I recounted the story to Jim, our CEO, when I got back to the office.

"Is wog an offensive word in Australia?"

"Yes, it is. Some people still use it though, especially older people, and they don't stop to check whether they'll offend you. Thirty years ago this was a much more racist country and I think outside the cities or up north it probably still is, to a greater degree than here in Sydney anyway"

"Your country fascinates me. If it were possible to do a degree in Australian Studies I'd sign up tomorrow, I just have to content myself with reading books and trying to soak in the culture by living here"

"Culture? Ha! We don't have any. It's not what you'd call a complex society, it's raw. We're still pioneers to a degree, we're still settling the land and we have the rough edge that goes with it"

"You do, but I've never heard an Australian say that".

He smiled. Jim's a retired headmaster, he's been there and done that and he doesn't feel the need to justify anything now, least of all his country's place in the world.

"So what have you been learning about Australia?" he asked.

"Well I've read some books, some of them I bought on the internet over the last few years, some I bought in Australia on past visits. I've just got a new one about Queenlander houses and how and why they were designed the way they were"

"And what else?"

"Well I read "Platypus" on a plane from Sydney to London once, you know, about the battle between all those botanists and other scientists trying to classify what they found when they came here, especially the monotremes, which really puzzled them"

"Indeed they did"

"And I've got a book called "Sydney Takes Shape" about how the city grew around the water source in the tank stream and how it was planned after that"

"It was planned? You surprise me - the place is a shocking mess of roads"

"And one I got on the internet called "The Origins of Australia's Capital Cities", which is a geography textbook really"

"Boy, you're dedicated aren't you?" He laughed and looked at me sideways, a bit taken aback. "I mean, why does it fascinate you when you come from England and you have all that history of your own?"

"Well that's the thing I suppose, you don't appreciate your own history until you come somewhere like this. And anyway, I think history is badly taught in schools, it's dry and nebulous, they don't link it together in a way that makes sense"
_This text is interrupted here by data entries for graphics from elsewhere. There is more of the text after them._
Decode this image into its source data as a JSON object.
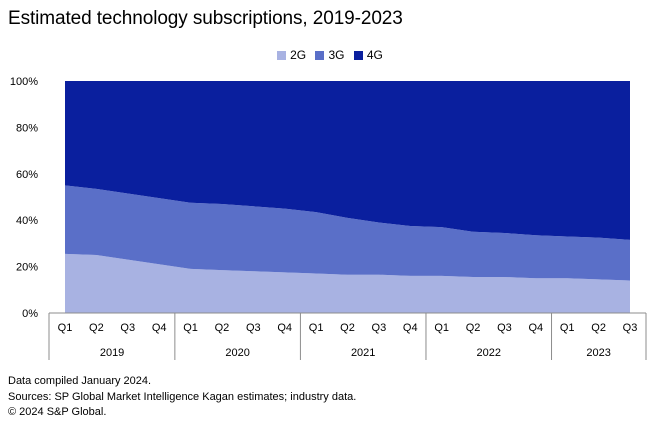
{
  "chart_data": {
    "type": "area",
    "stacked": true,
    "title": "Estimated technology subscriptions, 2019-2023",
    "categories": [
      "Q1",
      "Q2",
      "Q3",
      "Q4",
      "Q1",
      "Q2",
      "Q3",
      "Q4",
      "Q1",
      "Q2",
      "Q3",
      "Q4",
      "Q1",
      "Q2",
      "Q3",
      "Q4",
      "Q1",
      "Q2",
      "Q3"
    ],
    "years": [
      {
        "label": "2019",
        "count": 4
      },
      {
        "label": "2020",
        "count": 4
      },
      {
        "label": "2021",
        "count": 4
      },
      {
        "label": "2022",
        "count": 4
      },
      {
        "label": "2023",
        "count": 3
      }
    ],
    "series": [
      {
        "name": "2G",
        "color": "#a8b2e2",
        "values": [
          25.5,
          25,
          23,
          21,
          19,
          18.5,
          18,
          17.5,
          17,
          16.5,
          16.5,
          16,
          16,
          15.5,
          15.5,
          15,
          15,
          14.5,
          14
        ]
      },
      {
        "name": "3G",
        "color": "#5a6fc8",
        "values": [
          29.5,
          28.5,
          28.5,
          28.5,
          28.5,
          28.5,
          28,
          27.5,
          26.5,
          24.5,
          22.5,
          21.5,
          21,
          19.5,
          19,
          18.5,
          18,
          18,
          17.5
        ]
      },
      {
        "name": "4G",
        "color": "#0a1f9e",
        "values": [
          45,
          46.5,
          48.5,
          50.5,
          52.5,
          53,
          54,
          55,
          56.5,
          59,
          61,
          62.5,
          63,
          65,
          65.5,
          66.5,
          67,
          67.5,
          68.5
        ]
      }
    ],
    "y_ticks": [
      "0%",
      "20%",
      "40%",
      "60%",
      "80%",
      "100%"
    ],
    "ylim": [
      0,
      100
    ],
    "legend_position": "top-center"
  },
  "footer": {
    "line1": "Data compiled January 2024.",
    "line2": "Sources: SP Global Market Intelligence Kagan estimates; industry data.",
    "line3": "© 2024 S&P Global."
  }
}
He smiled and nodded. "I taught in Australian schools for thirty years. It's the same here, they teach more about British history than Australian history, it was the same when I was at school, all this stuff about the home country"

"Do you still think of Britain as the home country? I mean, British history is your history in a way"

"I suppose I do. When I was a kid, people didn't say they were going overseas to Britain, they said they were going to the home country because that was where almost everyone had come from. But things have changed since we put an end to the white Australia policy, you know, where you had to be white-skinned to emigrate here. Nowadays British history is less relevant to the kids because their parents are just as likely to have come from Italy or the Lebanon or Thailand, in the cities at least"

Kath came in with her lunch and a coffee and sat down to join us. She's a bit younger than Jim, but not much. She'd been listening to our conversation.

"Though if they'd taught us Australian history, well that would have taken up all of ten minutes wouldn't it?"

"I don't agree" I said. "There's so much to say. Jim just said your society isn't very sophisticated and I know what he means but that's got to be a result of the place having been settled and developed over the course of two hundred years. It took us much, much longer to get where we are today. So no, it's not sophisticated, but there are things that contributed to that situation and it's reflected in the psyche of the people and even in the language and the AQI. I have lots of theories about it"

I'd lost them now, I could see that.

"Quite an anthropologist, aren't you?" said Jim. "I'll talk to you some more when I've got the time".